🤖 AI Summary
This work addresses the challenge of efficiently identifying corrupted nodes in graph structures following adversarial tampering. The authors propose a novel active learning–based recovery algorithm that approximately localizes hidden corrupted nodes by querying only a small number of node labels within the perturbed graph. A key contribution is the first theoretical characterization of how vertex expansion properties of the original graph fundamentally influence the query complexity of active learning under adversarial perturbations. Leveraging this insight, the algorithm efficiently computes a minimum vertex expansion set subject to cardinality constraints via an adapted Sum-of-Squares framework.

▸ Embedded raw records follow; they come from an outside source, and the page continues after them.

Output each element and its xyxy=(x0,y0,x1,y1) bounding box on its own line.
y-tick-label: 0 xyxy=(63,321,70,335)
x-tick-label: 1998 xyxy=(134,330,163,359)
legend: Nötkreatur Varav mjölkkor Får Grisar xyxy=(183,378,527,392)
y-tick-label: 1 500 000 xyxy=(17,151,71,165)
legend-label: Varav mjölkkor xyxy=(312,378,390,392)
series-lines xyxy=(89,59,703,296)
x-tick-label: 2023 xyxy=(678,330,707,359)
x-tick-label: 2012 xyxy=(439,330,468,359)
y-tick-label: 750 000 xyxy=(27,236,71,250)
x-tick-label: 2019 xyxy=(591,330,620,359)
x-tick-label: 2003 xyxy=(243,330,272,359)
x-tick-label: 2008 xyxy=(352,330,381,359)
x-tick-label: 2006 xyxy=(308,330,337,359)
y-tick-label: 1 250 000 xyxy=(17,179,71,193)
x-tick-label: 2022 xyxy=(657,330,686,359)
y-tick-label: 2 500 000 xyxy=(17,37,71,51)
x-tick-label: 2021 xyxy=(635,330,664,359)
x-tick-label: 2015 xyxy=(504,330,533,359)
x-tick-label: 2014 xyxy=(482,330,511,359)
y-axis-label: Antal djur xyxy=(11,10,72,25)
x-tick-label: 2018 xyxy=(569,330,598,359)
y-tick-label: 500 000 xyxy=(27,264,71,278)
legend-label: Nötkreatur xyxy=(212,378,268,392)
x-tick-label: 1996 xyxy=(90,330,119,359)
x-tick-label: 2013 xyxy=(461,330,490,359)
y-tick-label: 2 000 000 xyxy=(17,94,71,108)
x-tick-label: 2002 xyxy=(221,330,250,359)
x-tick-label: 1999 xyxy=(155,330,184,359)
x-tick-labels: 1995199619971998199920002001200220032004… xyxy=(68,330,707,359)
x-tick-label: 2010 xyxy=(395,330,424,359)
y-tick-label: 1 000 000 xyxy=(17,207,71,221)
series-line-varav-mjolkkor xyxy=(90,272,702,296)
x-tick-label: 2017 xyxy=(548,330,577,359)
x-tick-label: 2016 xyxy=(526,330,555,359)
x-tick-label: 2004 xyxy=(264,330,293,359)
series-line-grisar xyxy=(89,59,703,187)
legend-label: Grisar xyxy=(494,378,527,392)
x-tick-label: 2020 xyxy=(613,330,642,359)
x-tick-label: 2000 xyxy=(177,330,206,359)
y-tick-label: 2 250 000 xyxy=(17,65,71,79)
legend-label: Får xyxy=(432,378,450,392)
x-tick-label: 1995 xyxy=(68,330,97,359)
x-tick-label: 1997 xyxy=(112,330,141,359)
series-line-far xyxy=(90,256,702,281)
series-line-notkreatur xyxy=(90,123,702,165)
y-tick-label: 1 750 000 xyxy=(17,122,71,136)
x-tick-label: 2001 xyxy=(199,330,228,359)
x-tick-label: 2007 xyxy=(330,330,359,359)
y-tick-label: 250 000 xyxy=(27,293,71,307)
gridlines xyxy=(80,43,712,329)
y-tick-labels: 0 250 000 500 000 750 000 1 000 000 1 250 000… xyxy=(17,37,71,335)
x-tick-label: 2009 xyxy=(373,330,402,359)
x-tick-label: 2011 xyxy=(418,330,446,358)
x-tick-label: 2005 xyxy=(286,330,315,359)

Theoretical analysis demonstrates that the query complexity depends polynomially on both the attack strength and the graph’s intrinsic expansion, yielding significantly improved recovery efficiency and scalability.
📝 Abstract
Motivated by real-world scenarios where malicious entities tamper with existing networks, we define a model where an adversary seeks to hide a set of \emph{corrupted vertices} inside a graph $G^*$. To this end, the adversary can add edges between the corrupted vertices, as well as edges between the corrupted vertices and $G^*$, and its power is then measured by the size of the \emph{neighborhood} of the corrupted vertices in $G^*$. Our goal is to design an active learning algorithm that efficiently finds the subset of corrupted vertices using a small number of label queries. We devise an efficient algorithm that approximately recovers the corrupted vertices with a query complexity that depends polynomially on both the power of the adversary and the \emph{vertex expansion} of $G^*$, a fundamental measure of graph connectivity. At the heart of this result is a polynomial-time algorithm, obtained by carefully adapting sum-of-squares algorithms for approximating minimum expansion, that finds a set with small vertex expansion subject to cardinality constraints. To the best of our knowledge, this is the first time that the vertex expansion is shown to play a key role in determining the query complexity of active learning algorithms robust to structural adversarial attacks.